Les modalités d'exercice de ce droit de préemption, qui a une portée générale pour toutes les mutations de droits indivis, quelles qu'en soient les causes, sont exposées dans le détail par l'article 815-14 du C. civ., l'article 815-15 du C. civ. et l'article 815-16 du C. civ.. Le coïndivisaire qui projette de céder un droit indivis notifie son projet par acte extra-judiciaire aux autres indivisaires, qui peuvent l'accepter dans le délai d'un mois, aux prix et conditions qui lui sont notifiés. Cette notification, toutefois, ne vaut pas offre de vente en ce sens que le coïndivisaire peut renoncer à toute aliénation.

B. Régime conventionnel de l'indivision

150

Alors qu'il a inséré les dispositions propres au régime légal de l'indivision dans le titre du code civil consacré aux successions, le législateur a placé la réglementation du régime conventionnel à la suite du contrat de société.

Cette convention d'indivision du code civil est un acte réservé aux personnes physiques qui, seules, peuvent en conclure et en poursuivre l'exécution. Acte de disposition, elle requiert de ceux qui y sont parties la capacité et le pouvoir de disposer (C. civ., art. 1873-4).

C'est également un acte formaliste qui doit être établi par écrit à peine de nullité, et qui n'est opposable aux tiers qu'après l'accomplissement des formalités de la publicité foncière ou de l'article 1690 du C. civ., si la masse indivise comprend des biens immeubles ou des créances (C. civ., art. 1873-2).

La convention ne doit pas, en principe, excéder une durée de cinq années, mais les parties ont la faculté de proroger ce délai, pendant lequel le partage ne peut, sauf justes motifs, être provoqué (C. civ., art. 1873-3). Lorsqu'elle est fixée pour une durée indéterminée, la convention ne fait pas obstacle, en principe, à une demande de partage.

160

Sans y être expressément assimilée, l'indivision conventionnelle fonctionne en pratique dans les mêmes conditions qu'une société de personnes; elle est pourvue d'un gérant et une assemblée de participants connaît des actes qui la concerne.

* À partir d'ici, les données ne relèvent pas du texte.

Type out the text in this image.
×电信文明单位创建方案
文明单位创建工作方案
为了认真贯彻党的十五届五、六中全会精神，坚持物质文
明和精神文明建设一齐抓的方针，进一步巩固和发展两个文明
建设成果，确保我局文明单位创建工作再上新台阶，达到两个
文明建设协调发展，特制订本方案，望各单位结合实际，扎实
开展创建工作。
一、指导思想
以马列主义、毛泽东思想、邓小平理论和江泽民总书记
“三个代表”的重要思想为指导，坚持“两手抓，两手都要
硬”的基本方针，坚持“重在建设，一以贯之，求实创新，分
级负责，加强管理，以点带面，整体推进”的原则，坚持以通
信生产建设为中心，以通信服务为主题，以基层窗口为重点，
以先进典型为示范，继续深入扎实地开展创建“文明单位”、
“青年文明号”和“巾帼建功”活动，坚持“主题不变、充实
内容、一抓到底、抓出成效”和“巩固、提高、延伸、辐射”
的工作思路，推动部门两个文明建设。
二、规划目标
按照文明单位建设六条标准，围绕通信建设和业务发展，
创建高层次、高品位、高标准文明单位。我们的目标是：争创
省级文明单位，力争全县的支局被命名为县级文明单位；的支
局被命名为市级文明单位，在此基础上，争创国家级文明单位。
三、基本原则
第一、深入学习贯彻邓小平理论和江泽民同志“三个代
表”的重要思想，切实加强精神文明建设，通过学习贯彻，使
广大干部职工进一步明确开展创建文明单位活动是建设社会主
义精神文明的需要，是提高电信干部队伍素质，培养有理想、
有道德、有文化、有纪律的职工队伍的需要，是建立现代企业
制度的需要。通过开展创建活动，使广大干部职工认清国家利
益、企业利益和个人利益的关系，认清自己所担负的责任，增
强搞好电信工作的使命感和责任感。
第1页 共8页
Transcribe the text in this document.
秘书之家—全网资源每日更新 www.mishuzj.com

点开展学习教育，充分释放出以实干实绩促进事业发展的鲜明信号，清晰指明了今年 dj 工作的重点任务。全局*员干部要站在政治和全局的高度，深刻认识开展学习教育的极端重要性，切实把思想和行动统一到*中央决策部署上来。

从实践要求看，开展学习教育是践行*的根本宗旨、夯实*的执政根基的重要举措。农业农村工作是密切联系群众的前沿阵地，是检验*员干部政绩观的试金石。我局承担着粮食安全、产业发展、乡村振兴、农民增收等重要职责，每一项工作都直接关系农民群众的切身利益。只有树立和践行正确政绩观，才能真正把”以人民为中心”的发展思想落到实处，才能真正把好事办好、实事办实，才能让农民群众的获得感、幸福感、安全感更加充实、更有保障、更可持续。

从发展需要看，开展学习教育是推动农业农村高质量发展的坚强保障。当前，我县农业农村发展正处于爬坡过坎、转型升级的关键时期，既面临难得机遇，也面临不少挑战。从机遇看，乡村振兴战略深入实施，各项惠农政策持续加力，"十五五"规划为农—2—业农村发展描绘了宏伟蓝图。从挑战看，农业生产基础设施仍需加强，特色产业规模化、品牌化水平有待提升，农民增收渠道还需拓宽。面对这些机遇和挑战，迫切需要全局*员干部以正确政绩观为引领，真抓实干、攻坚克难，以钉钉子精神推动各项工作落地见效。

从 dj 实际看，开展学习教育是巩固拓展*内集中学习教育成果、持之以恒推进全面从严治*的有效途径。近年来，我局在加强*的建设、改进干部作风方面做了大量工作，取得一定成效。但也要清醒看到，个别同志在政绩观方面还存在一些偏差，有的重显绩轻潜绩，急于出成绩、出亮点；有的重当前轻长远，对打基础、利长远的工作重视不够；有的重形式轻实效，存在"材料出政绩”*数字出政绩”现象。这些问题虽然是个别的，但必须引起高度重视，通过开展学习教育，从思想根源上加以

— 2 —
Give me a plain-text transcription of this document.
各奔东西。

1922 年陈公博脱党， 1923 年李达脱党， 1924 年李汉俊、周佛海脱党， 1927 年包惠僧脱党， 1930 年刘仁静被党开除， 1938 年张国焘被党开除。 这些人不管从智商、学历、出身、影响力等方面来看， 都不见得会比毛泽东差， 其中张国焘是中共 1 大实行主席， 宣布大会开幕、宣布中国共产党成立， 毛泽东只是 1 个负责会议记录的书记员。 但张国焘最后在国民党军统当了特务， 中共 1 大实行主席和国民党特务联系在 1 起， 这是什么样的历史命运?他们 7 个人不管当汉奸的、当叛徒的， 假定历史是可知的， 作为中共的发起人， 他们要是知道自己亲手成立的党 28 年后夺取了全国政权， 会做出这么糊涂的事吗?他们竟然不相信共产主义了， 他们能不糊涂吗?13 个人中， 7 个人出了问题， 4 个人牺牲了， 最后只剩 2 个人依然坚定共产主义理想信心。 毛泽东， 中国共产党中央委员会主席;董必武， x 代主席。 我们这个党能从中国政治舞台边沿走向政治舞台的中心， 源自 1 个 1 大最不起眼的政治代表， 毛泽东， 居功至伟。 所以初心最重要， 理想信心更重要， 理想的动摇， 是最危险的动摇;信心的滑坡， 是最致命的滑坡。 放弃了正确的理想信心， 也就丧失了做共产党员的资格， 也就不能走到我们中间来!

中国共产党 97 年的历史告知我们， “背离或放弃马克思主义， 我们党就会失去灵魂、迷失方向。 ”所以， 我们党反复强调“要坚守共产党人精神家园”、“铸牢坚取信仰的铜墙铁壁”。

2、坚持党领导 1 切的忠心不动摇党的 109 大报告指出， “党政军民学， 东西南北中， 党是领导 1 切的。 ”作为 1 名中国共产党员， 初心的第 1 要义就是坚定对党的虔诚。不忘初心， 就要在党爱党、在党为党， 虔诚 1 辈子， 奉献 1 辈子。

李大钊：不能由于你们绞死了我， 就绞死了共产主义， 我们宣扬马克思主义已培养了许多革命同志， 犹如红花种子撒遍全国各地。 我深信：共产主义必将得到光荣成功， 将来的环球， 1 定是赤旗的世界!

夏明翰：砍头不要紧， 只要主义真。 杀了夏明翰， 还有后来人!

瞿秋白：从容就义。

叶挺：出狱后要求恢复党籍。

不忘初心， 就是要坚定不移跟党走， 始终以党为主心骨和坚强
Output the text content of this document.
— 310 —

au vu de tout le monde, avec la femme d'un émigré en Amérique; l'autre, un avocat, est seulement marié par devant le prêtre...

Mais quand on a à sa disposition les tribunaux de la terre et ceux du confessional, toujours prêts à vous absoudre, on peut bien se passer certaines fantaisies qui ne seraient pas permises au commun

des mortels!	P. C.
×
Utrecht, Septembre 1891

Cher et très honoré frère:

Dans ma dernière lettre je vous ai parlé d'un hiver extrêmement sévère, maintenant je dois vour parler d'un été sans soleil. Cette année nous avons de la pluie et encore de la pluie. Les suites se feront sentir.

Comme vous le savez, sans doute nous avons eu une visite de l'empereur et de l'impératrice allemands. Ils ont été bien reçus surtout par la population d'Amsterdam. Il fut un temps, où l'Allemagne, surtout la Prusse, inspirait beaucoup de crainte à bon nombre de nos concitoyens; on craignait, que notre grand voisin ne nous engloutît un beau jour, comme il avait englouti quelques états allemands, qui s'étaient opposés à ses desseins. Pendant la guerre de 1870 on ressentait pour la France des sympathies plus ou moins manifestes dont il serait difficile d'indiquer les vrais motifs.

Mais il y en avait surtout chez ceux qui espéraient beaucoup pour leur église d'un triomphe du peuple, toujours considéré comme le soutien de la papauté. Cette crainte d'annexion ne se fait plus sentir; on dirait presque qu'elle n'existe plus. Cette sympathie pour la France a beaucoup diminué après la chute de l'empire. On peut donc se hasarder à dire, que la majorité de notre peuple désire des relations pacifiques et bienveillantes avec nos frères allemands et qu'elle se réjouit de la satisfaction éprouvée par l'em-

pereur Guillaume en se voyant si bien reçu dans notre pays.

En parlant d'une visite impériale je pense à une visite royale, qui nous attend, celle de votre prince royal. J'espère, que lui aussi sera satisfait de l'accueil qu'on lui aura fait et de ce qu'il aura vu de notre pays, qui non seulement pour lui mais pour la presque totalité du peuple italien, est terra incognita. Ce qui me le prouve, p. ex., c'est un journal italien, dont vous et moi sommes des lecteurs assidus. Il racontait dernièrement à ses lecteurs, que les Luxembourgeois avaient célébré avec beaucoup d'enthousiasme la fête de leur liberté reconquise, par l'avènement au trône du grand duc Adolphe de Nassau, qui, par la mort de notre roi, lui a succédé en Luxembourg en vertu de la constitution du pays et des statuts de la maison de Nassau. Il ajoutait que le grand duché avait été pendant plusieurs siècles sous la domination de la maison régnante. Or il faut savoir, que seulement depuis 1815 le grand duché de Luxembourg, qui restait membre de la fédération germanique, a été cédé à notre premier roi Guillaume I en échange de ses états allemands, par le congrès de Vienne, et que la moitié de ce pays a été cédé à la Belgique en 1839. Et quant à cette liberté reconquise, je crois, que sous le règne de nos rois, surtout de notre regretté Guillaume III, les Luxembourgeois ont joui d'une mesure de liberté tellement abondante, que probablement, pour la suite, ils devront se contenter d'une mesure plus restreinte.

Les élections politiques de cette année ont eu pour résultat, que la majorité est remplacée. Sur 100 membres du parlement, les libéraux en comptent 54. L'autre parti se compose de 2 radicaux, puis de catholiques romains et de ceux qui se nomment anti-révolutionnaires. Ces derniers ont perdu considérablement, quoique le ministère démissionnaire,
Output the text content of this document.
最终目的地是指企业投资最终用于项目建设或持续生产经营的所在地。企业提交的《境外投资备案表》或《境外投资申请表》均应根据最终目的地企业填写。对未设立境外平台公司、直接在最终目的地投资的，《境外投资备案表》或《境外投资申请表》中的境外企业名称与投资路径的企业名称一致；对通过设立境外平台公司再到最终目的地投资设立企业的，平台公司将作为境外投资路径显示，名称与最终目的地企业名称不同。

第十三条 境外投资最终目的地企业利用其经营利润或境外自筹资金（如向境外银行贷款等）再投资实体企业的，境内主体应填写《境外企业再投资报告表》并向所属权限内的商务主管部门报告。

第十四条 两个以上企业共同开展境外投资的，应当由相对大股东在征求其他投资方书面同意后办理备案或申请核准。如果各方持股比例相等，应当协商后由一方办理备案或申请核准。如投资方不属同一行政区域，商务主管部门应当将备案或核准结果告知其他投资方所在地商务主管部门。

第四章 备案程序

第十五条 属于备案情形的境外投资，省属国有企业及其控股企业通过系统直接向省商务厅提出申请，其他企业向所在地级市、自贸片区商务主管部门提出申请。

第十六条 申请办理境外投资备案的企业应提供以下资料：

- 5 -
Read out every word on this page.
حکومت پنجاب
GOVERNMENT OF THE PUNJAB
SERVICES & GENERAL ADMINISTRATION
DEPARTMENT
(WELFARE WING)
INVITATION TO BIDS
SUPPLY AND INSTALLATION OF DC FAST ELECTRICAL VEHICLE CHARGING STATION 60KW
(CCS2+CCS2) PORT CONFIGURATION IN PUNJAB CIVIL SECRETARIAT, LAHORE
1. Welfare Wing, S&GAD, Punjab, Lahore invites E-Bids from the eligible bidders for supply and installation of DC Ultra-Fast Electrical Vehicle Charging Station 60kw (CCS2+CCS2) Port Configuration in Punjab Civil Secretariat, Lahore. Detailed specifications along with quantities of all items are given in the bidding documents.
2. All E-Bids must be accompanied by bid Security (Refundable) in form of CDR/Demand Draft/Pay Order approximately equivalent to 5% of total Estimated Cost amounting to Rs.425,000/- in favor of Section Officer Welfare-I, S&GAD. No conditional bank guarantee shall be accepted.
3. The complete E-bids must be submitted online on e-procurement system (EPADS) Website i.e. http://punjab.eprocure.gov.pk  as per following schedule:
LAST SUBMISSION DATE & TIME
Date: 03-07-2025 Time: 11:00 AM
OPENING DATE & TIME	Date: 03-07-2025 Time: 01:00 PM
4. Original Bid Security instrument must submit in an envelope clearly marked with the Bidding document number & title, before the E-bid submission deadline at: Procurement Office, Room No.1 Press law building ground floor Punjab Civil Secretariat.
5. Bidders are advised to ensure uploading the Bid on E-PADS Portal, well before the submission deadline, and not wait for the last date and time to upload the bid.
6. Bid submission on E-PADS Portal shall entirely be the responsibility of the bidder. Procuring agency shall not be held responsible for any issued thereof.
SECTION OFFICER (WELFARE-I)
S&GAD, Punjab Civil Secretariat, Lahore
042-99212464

Le gérant est le représentant des indivisaires dans la mesure des pouvoirs qu'ils lui ont confiés (toutefois lorsqu'il y a présence d'un usufruitier il sera fait application de l'article 1873-16 du C. civ., de l'article 1873-17 du C. civ. et de l'article 1873-18 du C. civ.). Il est choisi parmi eux, ou en dehors d'eux et, le cas échéant, révoqué selon des modalités définies par la loi ou par une décision commune des indivisaires (C. civ., art. 1873-5).

Le gérant administre l'indivision (C. civ., art. 1873-6) et dispose à cet effet des pouvoirs attribués à chaque époux sur les biens communs (C. civ., art. 1421 et suivants). Il a droit à la rémunération de son activité, pour laquelle il encourt la responsabilité du mandataire (C. civ., art. 1873-10).

Les décisions qui excèdent ses pouvoirs, telle celle d'aliéner un immeuble indivis, sont prises par l'ensemble des indivisaires, à l'unanimité (C. civ., art. 1873-8). Il ne pourrait valablement consentir seul une hypothèque conventionnelle sur un immeuble indivis ou le nantissement d'un fonds de commerce appartenant à l'indivision.

170

Comme pour l'indivision légale, les indivisaires ont droit aux fruits, revenus et bénéfices provenant des biens indivis, et ils contribuent aux pertes. Ils peuvent, cependant, convenir de modalités de jouissance et de répartition différentes de celles prévues par l'article 815-9 du C. civ., l'article 815-10 du C. civ. et l'article 815-11 du C. civ., s'ils souhaitent que celles-ci ne s'appliquent pas (C. civ., art. 1873-11, al. 2).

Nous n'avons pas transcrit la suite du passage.